South Africa’s president will host the four other heads of state on the African Union’s Libya panel Sunday ahead of a key continental summit, the foreign ministry said.
President Jacob Zuma will meet with his counterparts from Mauritania, Congo Republic, Uganda and Mali to discuss the AU’s bid to resolve the ongoing conflict in Libya, which has so far failed to produce a diplomatic breakthrough.
The meeting in Pretoria takes place ahead of the AU summit opening in Equatorial Guinea on June 30.
Libyan leader Moamer Kadhafi, a long-time backer of the AU and forceful advocate for stronger continental integration, held the pan-African body’s rotating chair in 2009.
Many AU leaders have publicly criticised NATO’s assault on his regime, including Zuma, who earlier this month accused the alliance of abusing the United Nations resolution that justified its bombing.
He said that by pursuing regime change NATO had strayed far outside the resolution’s civilian protection focus.
Zuma met Kadhafi in May but left Libya without a deal to end the conflict.

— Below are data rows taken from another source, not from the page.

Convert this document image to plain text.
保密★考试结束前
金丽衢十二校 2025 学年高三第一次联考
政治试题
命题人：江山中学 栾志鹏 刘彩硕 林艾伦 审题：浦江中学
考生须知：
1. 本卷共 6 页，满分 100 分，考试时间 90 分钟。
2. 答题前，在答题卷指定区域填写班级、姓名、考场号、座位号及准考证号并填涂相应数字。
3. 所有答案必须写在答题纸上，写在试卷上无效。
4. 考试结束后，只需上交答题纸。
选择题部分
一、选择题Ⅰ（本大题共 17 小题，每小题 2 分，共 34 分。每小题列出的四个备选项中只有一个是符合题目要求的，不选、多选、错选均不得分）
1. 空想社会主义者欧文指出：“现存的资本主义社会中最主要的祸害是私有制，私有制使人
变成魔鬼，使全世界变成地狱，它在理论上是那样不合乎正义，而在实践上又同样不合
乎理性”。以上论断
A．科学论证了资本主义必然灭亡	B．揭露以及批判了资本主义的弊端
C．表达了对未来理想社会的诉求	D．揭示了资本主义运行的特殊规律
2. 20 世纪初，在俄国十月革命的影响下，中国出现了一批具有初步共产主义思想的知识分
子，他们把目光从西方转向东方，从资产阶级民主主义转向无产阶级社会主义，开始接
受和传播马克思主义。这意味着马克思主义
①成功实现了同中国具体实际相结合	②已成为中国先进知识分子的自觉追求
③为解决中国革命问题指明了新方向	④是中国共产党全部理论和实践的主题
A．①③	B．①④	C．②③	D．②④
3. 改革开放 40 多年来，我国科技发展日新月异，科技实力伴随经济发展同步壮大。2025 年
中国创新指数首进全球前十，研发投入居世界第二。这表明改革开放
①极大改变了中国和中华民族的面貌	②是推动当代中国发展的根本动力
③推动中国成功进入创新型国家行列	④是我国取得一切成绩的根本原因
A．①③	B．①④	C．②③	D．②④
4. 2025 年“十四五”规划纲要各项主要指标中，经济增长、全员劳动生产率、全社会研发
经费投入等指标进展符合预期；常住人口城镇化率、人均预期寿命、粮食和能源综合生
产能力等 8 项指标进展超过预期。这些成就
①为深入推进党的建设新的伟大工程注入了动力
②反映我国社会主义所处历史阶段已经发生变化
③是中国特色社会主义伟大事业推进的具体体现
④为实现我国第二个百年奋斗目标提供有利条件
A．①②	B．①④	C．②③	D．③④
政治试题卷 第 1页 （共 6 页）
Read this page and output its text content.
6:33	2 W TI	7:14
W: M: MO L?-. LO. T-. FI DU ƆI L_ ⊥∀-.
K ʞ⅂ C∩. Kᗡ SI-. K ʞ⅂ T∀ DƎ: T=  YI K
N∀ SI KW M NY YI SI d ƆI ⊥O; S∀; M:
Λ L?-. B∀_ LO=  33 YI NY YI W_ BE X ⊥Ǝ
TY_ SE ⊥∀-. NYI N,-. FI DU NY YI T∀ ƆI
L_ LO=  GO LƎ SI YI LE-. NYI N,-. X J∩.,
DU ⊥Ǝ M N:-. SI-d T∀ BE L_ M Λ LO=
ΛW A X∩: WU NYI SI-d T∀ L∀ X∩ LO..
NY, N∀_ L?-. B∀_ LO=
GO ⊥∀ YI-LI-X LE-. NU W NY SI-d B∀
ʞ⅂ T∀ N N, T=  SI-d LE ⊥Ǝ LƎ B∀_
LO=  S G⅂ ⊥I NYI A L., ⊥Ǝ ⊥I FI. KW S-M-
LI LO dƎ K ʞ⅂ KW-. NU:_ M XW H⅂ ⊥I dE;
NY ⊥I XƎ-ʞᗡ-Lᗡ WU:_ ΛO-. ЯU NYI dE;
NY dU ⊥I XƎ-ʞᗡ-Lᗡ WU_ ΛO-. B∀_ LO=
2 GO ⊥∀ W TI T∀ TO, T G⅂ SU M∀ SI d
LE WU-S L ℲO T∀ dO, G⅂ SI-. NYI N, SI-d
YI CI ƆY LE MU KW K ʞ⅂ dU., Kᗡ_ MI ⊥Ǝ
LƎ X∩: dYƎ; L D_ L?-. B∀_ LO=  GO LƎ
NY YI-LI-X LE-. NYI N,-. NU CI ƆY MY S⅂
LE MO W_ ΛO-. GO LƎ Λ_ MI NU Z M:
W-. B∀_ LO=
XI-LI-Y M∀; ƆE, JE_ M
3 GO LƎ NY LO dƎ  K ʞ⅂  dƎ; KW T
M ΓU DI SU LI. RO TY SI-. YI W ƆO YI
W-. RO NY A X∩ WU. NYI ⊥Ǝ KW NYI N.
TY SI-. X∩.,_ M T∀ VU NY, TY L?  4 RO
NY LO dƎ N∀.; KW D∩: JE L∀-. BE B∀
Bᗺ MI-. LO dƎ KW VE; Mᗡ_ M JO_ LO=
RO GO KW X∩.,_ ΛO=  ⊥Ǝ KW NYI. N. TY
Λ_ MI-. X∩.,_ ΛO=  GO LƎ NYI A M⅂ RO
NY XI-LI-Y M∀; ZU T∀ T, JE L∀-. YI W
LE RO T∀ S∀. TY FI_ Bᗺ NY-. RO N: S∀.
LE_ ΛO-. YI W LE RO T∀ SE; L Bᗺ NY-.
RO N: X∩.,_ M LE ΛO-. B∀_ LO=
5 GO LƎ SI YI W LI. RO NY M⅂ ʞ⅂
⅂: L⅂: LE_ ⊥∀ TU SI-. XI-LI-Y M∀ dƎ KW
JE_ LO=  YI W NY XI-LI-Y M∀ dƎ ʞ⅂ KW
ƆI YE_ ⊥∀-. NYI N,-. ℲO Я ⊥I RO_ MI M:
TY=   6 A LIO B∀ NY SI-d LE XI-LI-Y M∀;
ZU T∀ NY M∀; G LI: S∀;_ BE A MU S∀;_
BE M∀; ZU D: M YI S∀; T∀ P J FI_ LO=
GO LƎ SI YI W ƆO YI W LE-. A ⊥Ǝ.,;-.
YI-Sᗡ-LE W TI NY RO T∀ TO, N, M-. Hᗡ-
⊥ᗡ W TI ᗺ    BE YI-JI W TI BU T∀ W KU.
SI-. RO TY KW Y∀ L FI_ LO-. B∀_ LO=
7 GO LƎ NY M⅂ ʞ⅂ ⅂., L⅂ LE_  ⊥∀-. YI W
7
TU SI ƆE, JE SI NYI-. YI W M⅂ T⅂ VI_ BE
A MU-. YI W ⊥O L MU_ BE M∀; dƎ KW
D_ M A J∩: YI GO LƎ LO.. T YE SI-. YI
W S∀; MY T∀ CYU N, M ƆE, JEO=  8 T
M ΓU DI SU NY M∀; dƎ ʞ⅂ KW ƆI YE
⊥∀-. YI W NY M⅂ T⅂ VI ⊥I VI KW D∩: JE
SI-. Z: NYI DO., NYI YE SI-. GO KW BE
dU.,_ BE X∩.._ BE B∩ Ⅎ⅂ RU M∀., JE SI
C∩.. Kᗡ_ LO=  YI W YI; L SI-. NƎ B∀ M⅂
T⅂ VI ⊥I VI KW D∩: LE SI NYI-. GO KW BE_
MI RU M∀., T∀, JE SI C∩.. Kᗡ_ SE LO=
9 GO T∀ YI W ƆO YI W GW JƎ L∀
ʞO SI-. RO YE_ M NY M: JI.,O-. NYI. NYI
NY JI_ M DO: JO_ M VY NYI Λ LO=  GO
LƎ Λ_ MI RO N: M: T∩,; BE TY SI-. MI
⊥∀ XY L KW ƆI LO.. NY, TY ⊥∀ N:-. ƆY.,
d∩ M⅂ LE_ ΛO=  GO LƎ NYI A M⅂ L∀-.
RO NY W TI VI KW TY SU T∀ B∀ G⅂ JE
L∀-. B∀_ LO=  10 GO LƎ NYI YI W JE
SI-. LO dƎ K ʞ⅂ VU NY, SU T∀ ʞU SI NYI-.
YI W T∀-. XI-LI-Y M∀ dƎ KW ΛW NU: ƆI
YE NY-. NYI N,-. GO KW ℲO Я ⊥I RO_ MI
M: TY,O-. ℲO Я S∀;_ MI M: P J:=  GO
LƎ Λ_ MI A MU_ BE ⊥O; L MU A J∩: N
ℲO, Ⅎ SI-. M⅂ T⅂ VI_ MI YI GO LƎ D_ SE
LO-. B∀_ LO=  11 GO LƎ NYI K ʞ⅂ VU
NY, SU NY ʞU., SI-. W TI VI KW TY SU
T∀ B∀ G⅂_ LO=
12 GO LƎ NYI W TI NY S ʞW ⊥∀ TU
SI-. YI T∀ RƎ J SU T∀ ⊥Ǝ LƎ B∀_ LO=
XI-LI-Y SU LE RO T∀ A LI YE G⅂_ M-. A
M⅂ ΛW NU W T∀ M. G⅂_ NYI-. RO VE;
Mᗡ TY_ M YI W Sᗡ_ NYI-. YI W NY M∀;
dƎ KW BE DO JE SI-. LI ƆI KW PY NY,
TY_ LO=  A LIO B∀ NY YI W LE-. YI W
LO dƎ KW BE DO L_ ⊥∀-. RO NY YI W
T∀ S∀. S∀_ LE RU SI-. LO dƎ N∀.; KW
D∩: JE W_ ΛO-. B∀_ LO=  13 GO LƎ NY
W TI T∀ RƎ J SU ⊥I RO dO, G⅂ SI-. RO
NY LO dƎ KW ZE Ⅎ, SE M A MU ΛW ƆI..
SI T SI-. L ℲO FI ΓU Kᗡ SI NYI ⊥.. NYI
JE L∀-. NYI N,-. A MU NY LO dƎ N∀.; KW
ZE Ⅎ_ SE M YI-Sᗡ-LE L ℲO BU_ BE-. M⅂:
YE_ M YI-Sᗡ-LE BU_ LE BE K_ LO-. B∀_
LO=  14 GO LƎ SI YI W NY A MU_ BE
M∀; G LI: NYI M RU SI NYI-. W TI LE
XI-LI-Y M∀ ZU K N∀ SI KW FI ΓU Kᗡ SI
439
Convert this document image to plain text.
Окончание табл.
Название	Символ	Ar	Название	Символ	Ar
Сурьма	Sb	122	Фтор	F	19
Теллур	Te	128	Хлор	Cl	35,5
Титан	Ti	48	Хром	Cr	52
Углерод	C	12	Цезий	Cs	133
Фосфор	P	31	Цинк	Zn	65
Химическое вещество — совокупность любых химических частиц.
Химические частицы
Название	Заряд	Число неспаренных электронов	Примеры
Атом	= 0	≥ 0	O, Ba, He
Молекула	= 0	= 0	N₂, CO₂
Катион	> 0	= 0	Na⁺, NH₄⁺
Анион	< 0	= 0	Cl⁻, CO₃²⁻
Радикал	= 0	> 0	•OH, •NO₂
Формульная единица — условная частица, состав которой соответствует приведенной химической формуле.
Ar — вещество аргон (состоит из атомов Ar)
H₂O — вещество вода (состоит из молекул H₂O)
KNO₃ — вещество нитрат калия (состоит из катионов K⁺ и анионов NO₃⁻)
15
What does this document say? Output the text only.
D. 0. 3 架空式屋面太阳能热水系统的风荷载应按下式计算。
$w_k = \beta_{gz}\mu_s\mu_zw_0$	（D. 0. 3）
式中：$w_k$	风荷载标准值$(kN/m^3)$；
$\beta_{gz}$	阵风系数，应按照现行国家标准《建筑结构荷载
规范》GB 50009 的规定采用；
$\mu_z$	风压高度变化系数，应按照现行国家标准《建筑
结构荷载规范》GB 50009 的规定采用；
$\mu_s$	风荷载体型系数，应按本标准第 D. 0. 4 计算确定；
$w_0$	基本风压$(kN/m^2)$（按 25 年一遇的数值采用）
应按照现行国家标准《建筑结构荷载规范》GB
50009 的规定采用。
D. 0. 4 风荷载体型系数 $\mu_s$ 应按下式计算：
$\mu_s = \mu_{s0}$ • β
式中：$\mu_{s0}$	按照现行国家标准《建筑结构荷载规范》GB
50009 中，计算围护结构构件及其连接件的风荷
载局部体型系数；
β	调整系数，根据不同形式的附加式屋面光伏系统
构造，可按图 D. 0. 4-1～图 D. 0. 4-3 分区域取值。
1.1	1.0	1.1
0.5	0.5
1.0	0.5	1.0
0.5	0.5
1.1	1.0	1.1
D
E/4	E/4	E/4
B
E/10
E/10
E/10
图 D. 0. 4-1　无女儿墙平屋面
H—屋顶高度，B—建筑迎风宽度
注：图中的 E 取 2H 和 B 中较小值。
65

Zuma’s government has also accused Tripoli of a “heinous violation of human rights against (Kadhafi’s) own people” and South Africa, which currently holds a non-permanent seat on the UN Security Council, did vote in favour of a no-fly zone in Libyan airspace.
On June 6, Mauritania’s President Mohamed Ould Abdel Aziz, who heads the AU panel, told AFP Kadhafi “can no longer lead Libya,” and that “his departure has become necessary.
The Mauritanian leader however also criticised the value of NATO’s assaults, suggesting they were doing the most harm to Libya’s people.
African leaders have called for a ceasefire and diplomatic solution to the conflict, but the Libyan rebels have refused to discuss a deal that does not call for Kadhafi’s immediate removal from power.